Physical, occupational, and speech therapies maintain function and independence. Physical therapy improves gait, balance, and mobility, while occupational therapy assists with daily living activities like dressing and eating. Speech therapy addresses communication and swallowing problems, with assistive communication devices or feeding tubes potentially used in advanced cases.
For severe dystonia unresponsive to medication, Deep Brain Stimulation (DBS) may be considered. This surgical procedure involves implanting electrodes in specific brain areas, such as the globus pallidus, to deliver electrical pulses that regulate abnormal brain activity. While DBS can significantly improve dystonia, particularly in atypical PKAN, its long-term effectiveness on disability can vary.
Early investigations explored iron chelation therapy, using agents like deferiprone, to reduce brain iron accumulation. Although some studies showed decreased brain iron levels, these therapies have not consistently demonstrated significant clinical benefit in slowing disease progression for most patients. Research into new therapies, including those that aim to bypass the enzyme defect by supplementing CoA pathway intermediates or through gene therapy, is ongoing.
Progression and Long-Term Outlook
PKAN progression varies considerably between classical and atypical forms.

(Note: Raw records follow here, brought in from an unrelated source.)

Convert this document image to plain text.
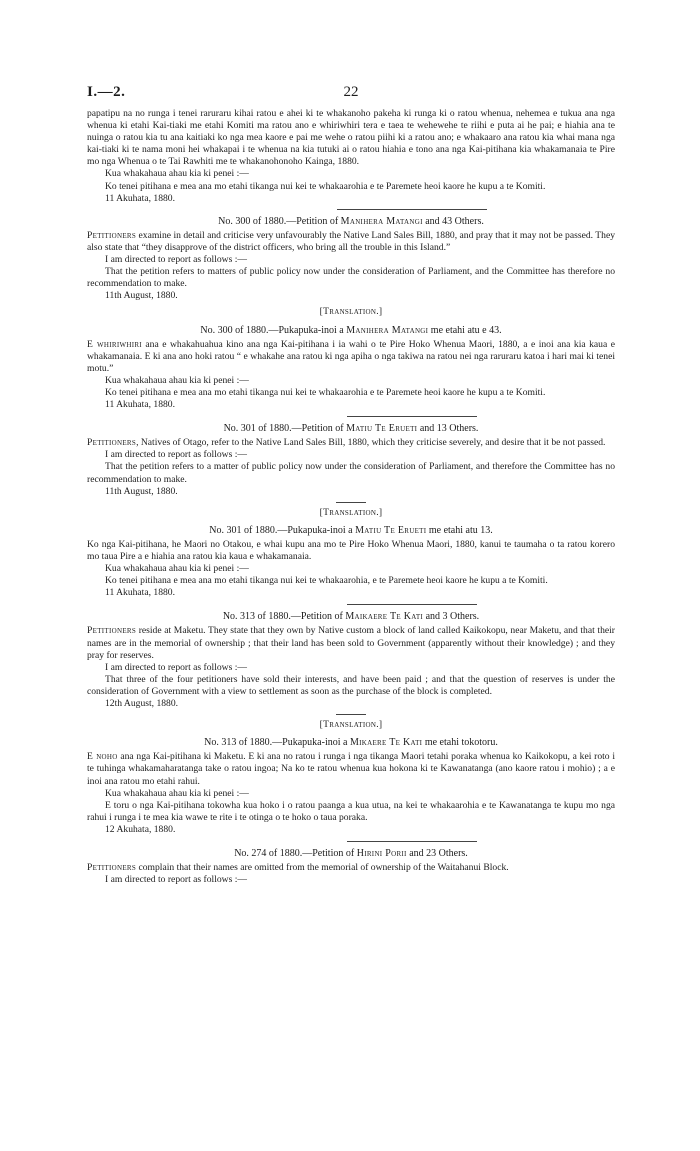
I.—2.	22

papatipu na no runga i tenei raruraru kihai ratou e ahei ki te whakanoho pakeha ki runga ki o ratou whenua, nehemea e tukua ana nga whenua ki etahi Kai-tiaki me etahi Komiti ma ratou ano e whiriwhiri tera e taea te wehewehe te riihi e puta ai he pai; e hiahia ana te nuinga o ratou kia tu ana kaitiaki ko nga mea kaore e pai me wehe o ratou piihi ki a ratou ano; e whakaaro ana ratou kia whai mana nga kai-tiaki ki te nama moni hei whakapai i te whenua na kia tutuki ai o ratou hiahia e tono ana nga Kai-pitihana kia whakamanaia te Pire mo nga Whenua o te Tai Rawhiti me te whakanohonoho Kainga, 1880.

Kua whakahaua ahau kia ki penei :—

Ko tenei pitihana e mea ana mo etahi tikanga nui kei te whakaarohia e te Paremete heoi kaore he kupu a te Komiti.

11 Akuhata, 1880.

No. 300 of 1880.—Petition of Manihera Matangi and 43 Others.

Petitioners examine in detail and criticise very unfavourably the Native Land Sales Bill, 1880, and pray that it may not be passed. They also state that “they disapprove of the district officers, who bring all the trouble in this Island.”

I am directed to report as follows :—

That the petition refers to matters of public policy now under the consideration of Parliament, and the Committee has therefore no recommendation to make.

11th August, 1880.

[Translation.]

No. 300 of 1880.—Pukapuka-inoi a Manihera Matangi me etahi atu e 43.

E whiriwhiri ana e whakahuahua kino ana nga Kai-pitihana i ia wahi o te Pire Hoko Whenua Maori, 1880, a e inoi ana kia kaua e whakamanaia. E ki ana ano hoki ratou “ e whakahe ana ratou ki nga apiha o nga takiwa na ratou nei nga raruraru katoa i hari mai ki tenei motu.”

Kua whakahaua ahau kia ki penei :—

Ko tenei pitihana e mea ana mo etahi tikanga nui kei te whakaarohia e te Paremete heoi kaore he kupu a te Komiti.

11 Akuhata, 1880.

No. 301 of 1880.—Petition of Matiu Te Erueti and 13 Others.

Petitioners, Natives of Otago, refer to the Native Land Sales Bill, 1880, which they criticise severely, and desire that it be not passed.

I am directed to report as follows :—

That the petition refers to a matter of public policy now under the consideration of Parliament, and therefore the Committee has no recommendation to make.

11th August, 1880.

[Translation.]

No. 301 of 1880.—Pukapuka-inoi a Matiu Te Erueti me etahi atu 13.

Ko nga Kai-pitihana, he Maori no Otakou, e whai kupu ana mo te Pire Hoko Whenua Maori, 1880, kanui te taumaha o ta ratou korero mo taua Pire a e hiahia ana ratou kia kaua e whakamanaia.

Kua whakahaua ahau kia ki penei :—

Ko tenei pitihana e mea ana mo etahi tikanga nui kei te whakaarohia, e te Paremete heoi kaore he kupu a te Komiti.

11 Akuhata, 1880.

No. 313 of 1880.—Petition of Maikaere Te Kati and 3 Others.

Petitioners reside at Maketu. They state that they own by Native custom a block of land called Kaikokopu, near Maketu, and that their names are in the memorial of ownership ; that their land has been sold to Government (apparently without their knowledge) ; and they pray for reserves.

I am directed to report as follows :—

That three of the four petitioners have sold their interests, and have been paid ; and that the question of reserves is under the consideration of Government with a view to settlement as soon as the purchase of the block is completed.

12th August, 1880.

[Translation.]

No. 313 of 1880.—Pukapuka-inoi a Mikaere Te Kati me etahi tokotoru.

E noho ana nga Kai-pitihana ki Maketu. E ki ana no ratou i runga i nga tikanga Maori tetahi poraka whenua ko Kaikokopu, a kei roto i te tuhinga whakamaharatanga take o ratou ingoa; Na ko te ratou whenua kua hokona ki te Kawanatanga (ano kaore ratou i mohio) ; a e inoi ana ratou mo etahi rahui.

Kua whakahaua ahau kia ki penei :—

E toru o nga Kai-pitihana tokowha kua hoko i o ratou paanga a kua utua, na kei te whakaarohia e te Kawanatanga te kupu mo nga rahui i runga i te mea kia wawe te rite i te otinga o te hoko o taua poraka.

12 Akuhata, 1880.

No. 274 of 1880.—Petition of Hirini Porii and 23 Others.

Petitioners complain that their names are omitted from the memorial of ownership of the Waitahanui Block.

I am directed to report as follows :—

Classical PKAN generally has a more rapid course, with individuals experiencing a faster decline in motor skills. Many children with classical PKAN may require a wheelchair by their mid-teens, with loss of independent ambulation typically occurring within 10 to 15 years of symptom onset. While cognitive abilities tend to be preserved longer than motor function in classical cases, swallowing difficulties can lead to issues like aspiration pneumonia.
In contrast, atypical PKAN typically progresses more slowly, with symptoms worsening gradually over several years, even decades. Individuals with atypical PKAN may remain able to walk and maintain independence for 15 to 40 years after symptom onset. Episodes of rapid decline (weeks to months) can occur in both forms, interspersed with longer periods of relative stability. Lifespan for individuals with PKAN is variable; premature death can occur due to secondary complications like infections or nutritional deficiencies, rather than the primary neurological symptoms.